Google DeepMind is poised to debut a new version of its new AI world model called Genie 3, which has the capacity to generate real-time 3D surroundings for interaction for humans and AI agents. The model promises that customers will engage with these worlds for longer than in earlier versions, and notably will maintain the site of objects even while users turn their attention away from them.
A class of artificial intelligence systems meant to simulate environments for a range of uses, including education, leisure, and the training of robots or AI agents. World models utilising world models, consumers give a prompt, and the program creates a navigable area somewhat like a video game. Unlike conventional video games dependent on painstakingly constructed 3D assets, these environments are generated whole by artificial intelligence. Heavily investing in this area, Google demonstrated Genie 2, which might generate interactive worlds based on images, in December and is building a special team under a former co-leader of OpenAI’s Sora video generation tool.
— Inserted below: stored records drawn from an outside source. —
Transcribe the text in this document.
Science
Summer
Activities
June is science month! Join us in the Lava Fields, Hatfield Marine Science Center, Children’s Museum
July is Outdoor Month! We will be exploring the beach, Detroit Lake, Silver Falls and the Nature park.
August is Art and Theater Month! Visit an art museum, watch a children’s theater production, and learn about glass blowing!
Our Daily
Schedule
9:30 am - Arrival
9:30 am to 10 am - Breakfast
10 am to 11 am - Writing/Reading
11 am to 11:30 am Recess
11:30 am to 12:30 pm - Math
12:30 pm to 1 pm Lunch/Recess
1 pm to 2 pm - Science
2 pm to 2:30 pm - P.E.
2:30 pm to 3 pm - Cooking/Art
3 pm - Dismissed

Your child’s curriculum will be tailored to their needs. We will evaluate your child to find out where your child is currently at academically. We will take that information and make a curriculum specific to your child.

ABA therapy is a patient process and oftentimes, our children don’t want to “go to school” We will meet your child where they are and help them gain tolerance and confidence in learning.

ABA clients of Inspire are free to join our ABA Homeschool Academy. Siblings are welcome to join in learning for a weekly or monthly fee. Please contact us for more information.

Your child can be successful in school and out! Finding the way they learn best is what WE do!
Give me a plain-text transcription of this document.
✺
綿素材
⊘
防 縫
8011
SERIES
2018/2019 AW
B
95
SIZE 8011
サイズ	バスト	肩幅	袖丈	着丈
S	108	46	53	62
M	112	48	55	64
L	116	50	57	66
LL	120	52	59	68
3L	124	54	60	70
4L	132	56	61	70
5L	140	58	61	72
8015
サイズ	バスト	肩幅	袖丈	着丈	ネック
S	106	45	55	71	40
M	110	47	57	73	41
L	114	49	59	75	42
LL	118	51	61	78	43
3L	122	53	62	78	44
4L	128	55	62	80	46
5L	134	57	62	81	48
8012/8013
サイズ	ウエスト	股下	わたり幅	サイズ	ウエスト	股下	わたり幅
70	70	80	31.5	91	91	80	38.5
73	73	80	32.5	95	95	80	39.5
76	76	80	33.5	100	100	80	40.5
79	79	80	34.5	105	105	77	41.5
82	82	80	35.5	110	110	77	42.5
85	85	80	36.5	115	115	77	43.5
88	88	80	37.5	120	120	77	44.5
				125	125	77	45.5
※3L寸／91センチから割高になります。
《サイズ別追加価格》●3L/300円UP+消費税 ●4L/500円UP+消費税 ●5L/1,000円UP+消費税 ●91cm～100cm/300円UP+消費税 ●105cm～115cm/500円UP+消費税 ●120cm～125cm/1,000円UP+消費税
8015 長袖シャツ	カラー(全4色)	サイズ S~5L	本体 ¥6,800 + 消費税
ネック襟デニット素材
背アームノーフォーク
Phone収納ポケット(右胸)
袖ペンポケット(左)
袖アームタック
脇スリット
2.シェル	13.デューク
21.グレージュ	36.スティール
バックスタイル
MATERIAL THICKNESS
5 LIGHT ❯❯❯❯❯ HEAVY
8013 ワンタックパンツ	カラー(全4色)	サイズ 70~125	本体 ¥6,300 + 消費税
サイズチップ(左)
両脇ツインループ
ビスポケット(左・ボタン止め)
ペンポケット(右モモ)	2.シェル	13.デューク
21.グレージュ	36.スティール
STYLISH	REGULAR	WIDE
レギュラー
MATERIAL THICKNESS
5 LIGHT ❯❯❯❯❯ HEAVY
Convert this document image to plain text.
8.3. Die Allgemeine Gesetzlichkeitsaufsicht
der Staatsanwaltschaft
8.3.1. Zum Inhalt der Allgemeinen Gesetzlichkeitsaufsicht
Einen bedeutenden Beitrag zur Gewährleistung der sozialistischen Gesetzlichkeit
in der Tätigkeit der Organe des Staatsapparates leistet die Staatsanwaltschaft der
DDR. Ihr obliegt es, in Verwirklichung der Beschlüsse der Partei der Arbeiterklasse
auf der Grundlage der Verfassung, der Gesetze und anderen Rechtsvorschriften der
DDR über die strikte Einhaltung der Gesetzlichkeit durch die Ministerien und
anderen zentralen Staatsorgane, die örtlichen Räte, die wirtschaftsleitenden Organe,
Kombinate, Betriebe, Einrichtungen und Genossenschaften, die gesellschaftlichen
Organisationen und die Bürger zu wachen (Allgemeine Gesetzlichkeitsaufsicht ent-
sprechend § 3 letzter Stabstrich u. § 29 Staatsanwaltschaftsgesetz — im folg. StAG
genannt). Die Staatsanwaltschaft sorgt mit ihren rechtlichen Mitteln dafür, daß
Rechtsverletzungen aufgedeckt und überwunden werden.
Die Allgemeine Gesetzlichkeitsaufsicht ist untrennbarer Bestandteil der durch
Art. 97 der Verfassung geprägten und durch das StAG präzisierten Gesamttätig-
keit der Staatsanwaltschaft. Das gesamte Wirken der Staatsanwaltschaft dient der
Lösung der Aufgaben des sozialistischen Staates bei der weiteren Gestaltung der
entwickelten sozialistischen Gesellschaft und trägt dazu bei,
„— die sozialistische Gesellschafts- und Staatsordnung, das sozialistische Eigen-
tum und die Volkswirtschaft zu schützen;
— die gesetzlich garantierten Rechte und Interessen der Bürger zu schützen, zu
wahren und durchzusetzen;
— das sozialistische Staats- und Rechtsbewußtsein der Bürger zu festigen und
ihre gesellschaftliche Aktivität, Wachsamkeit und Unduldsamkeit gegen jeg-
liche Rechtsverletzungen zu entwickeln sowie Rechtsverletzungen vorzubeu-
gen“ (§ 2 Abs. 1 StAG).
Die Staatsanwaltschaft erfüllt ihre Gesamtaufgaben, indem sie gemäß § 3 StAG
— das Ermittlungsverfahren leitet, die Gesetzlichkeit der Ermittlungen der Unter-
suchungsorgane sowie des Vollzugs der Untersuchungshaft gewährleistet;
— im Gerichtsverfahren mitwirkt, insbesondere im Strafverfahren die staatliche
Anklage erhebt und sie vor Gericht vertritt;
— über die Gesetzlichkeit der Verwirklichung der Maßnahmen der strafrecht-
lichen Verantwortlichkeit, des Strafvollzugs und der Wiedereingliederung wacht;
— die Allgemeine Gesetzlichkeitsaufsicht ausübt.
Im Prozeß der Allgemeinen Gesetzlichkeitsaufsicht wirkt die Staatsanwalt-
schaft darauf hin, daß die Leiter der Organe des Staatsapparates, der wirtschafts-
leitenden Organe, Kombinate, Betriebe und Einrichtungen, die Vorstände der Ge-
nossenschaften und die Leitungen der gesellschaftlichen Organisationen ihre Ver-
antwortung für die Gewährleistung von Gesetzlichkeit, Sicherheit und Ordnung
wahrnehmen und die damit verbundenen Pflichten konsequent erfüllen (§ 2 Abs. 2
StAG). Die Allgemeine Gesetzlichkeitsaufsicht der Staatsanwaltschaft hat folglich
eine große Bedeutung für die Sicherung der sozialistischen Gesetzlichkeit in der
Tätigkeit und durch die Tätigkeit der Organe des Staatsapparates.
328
Though technology has advanced, present models have certain drawbacks. A recent interactive video from a company backed by Pixar’s co-founder felt like passing Google Street View that had been twisted, where things transformed and morphed unpredictably. Google’s new AI model Genie 3 seems to be a major step forward in this industry. Users will now be able to create worlds with prompts that enable a few minutes of continuous interaction, a major advance from the little 10-20 seconds of engagement possible with Genie 2, as observed in a blog post.
A quick updated guide on ChatGPT-4 vs. Gemini Pro’s best app use cases built for 2025.
According to Google, Genie 3 can keep visual memory of surroundings for around one minute; thus, if a user looks away from an item in the world and then turns back, items such as wall paint or chalkboard writing will stay in their initial locations. Furthermore, running at 24 frames per second, the worlds will have resolutions of 720p.